Making her Senior National Team debut, two-time NCAA Champion Francesca Russo (Wayne, N.J. / Bergen Fencing Club / Notre Dame) will be the replacement athlete for the women’s saber team. Together, the squad looks to defend its bronze medal from Tokyo. The team currently ranks No. 7, but prior to the pandemic, won bronze at the Salt Lake City World Cup in 2019.

Men’s Foil
Individual: Monday, July 26
Team: Sunday, Aug. 1

All three members of Team USA competing individually rank in the top 10. Gerek Meinhardt (San Francisco, Calif. / Massialas Foundation / Notre Dame) ranks the highest of the men’s foil fencers at No. 2. Competing at his fourth Olympic Games, the two-time Senior World bronze medalist and 2016 Olympic team bronze medalist is looking stronger than ever before. After winning two medals on the circuit prior to the pandemic, including the gold at the Torino Grand Prix, Meinhardt took momentum into Tokyo by winning gold at the Doha Grand Prix in March in the only international competition this season before the Games begin. Meinhardt’s teammate on the 2016 bronze-medal winning team and fellow San Francisco native, Alexander Massialas (San Francisco, Calif. / Massialas Foundation / Stanford), won individual silver at the Rio Olympic Games, becoming the first U.S. foil fencer to win an individual silver medal at the Olympic Games since 1932. Now No. 5 and fencing at his third Games, Massialas won silver and bronze prior to the pandemic. Although Nick Itkin (Los Angeles, Calif. / Los Angeles International Fencing Center / Notre Dame) will be competing at his first Olympic Games, at No. 9 in the world, the junior at Notre Dame has had a meteoric rise in the last three years. Itkin won gold at the 2018 Junior World Championships before winning his first medal on the senior circuit in the fall. Now Itkin has three World Cup medals to his name, including gold at the Paris World Cup in 2019.

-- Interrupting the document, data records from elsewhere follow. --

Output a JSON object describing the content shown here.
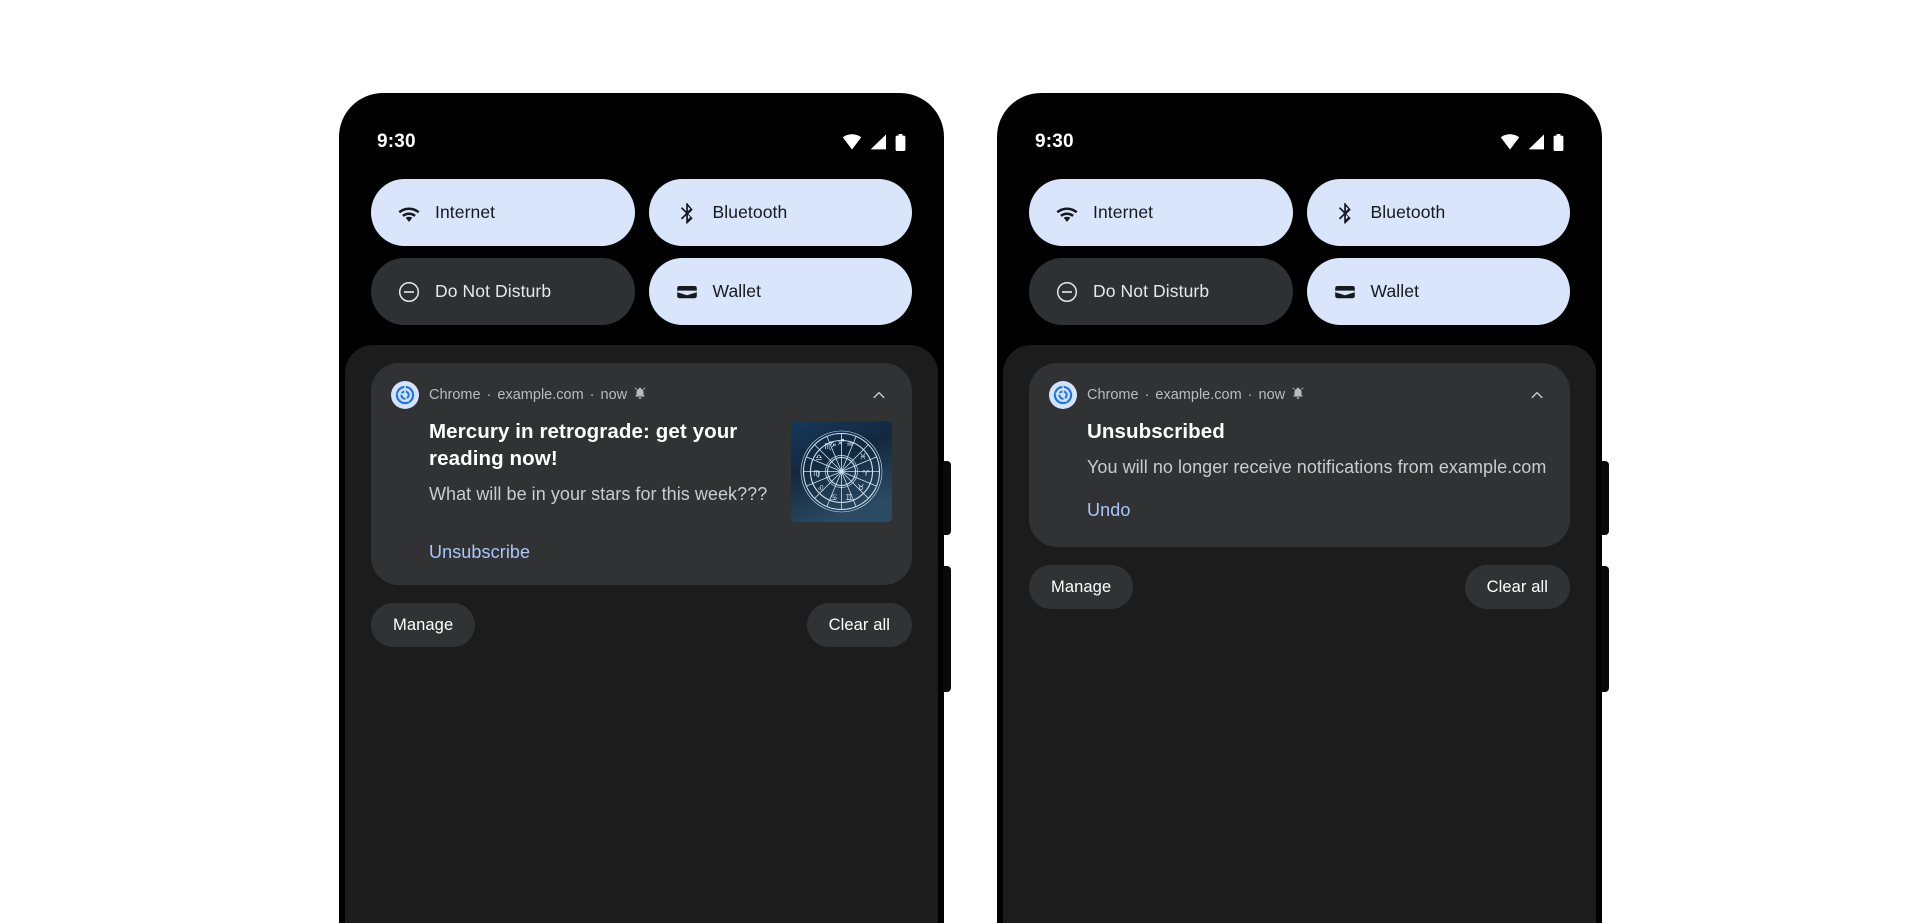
{
  "phones": [
    {
      "id": "phone-before",
      "status_bar": {
        "time": "9:30",
        "icons": [
          "wifi-icon",
          "cellular-signal-icon",
          "battery-icon"
        ]
      },
      "quick_settings": [
        {
          "label": "Internet",
          "icon": "wifi-icon",
          "state": "on"
        },
        {
          "label": "Bluetooth",
          "icon": "bluetooth-icon",
          "state": "on"
        },
        {
          "label": "Do Not Disturb",
          "icon": "do-not-disturb-icon",
          "state": "off"
        },
        {
          "label": "Wallet",
          "icon": "wallet-icon",
          "state": "on"
        }
      ],
      "notification": {
        "app_name": "Chrome",
        "source": "example.com",
        "time": "now",
        "separator": "·",
        "alert_icon": "bell-icon",
        "collapse_icon": "chevron-up-icon",
        "title": "Mercury in retrograde: get your reading now!",
        "body": "What will be in your stars for this week???",
        "action_label": "Unsubscribe",
        "thumbnail": "zodiac-wheel-image"
      },
      "shade_buttons": {
        "manage": "Manage",
        "clear_all": "Clear all"
      }
    },
    {
      "id": "phone-after",
      "status_bar": {
        "time": "9:30",
        "icons": [
          "wifi-icon",
          "cellular-signal-icon",
          "battery-icon"
        ]
      },
      "quick_settings": [
        {
          "label": "Internet",
          "icon": "wifi-icon",
          "state": "on"
        },
        {
          "label": "Bluetooth",
          "icon": "bluetooth-icon",
          "state": "on"
        },
        {
          "label": "Do Not Disturb",
          "icon": "do-not-disturb-icon",
          "state": "off"
        },
        {
          "label": "Wallet",
          "icon": "wallet-icon",
          "state": "on"
        }
      ],
      "notification": {
        "app_name": "Chrome",
        "source": "example.com",
        "time": "now",
        "separator": "·",
        "alert_icon": "bell-icon",
        "collapse_icon": "chevron-up-icon",
        "title": "Unsubscribed",
        "body": "You will no longer receive notifications from example.com",
        "action_label": "Undo",
        "thumbnail": null
      },
      "shade_buttons": {
        "manage": "Manage",
        "clear_all": "Clear all"
      }
    }
  ],
  "colors": {
    "tile_on_bg": "#d9e5fb",
    "tile_off_bg": "#2e3133",
    "shade_bg": "#1c1c1c",
    "card_bg": "#303234",
    "link": "#a8c7fa",
    "page_bg": "#ffffff",
    "frame": "#000000"
  }
}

Three of the four members from the 2016 bronze medal-winning team return in Tokyo, including Race Imboden (Brooklyn, N.Y.), who ranks No. 4 and enters as the replacement athlete. The reigning Senior World Champions, Team USA won its first team gold in men’s foil in 2019 and looks to become the first U.S. team to win gold at the Olympic Games. Since Rio, the men’s foil team has medaled at every Worlds during the quad and currently ranks No. 1 in the world, winning three of the four World Cups in the 2019-20 season prior to the pandemic.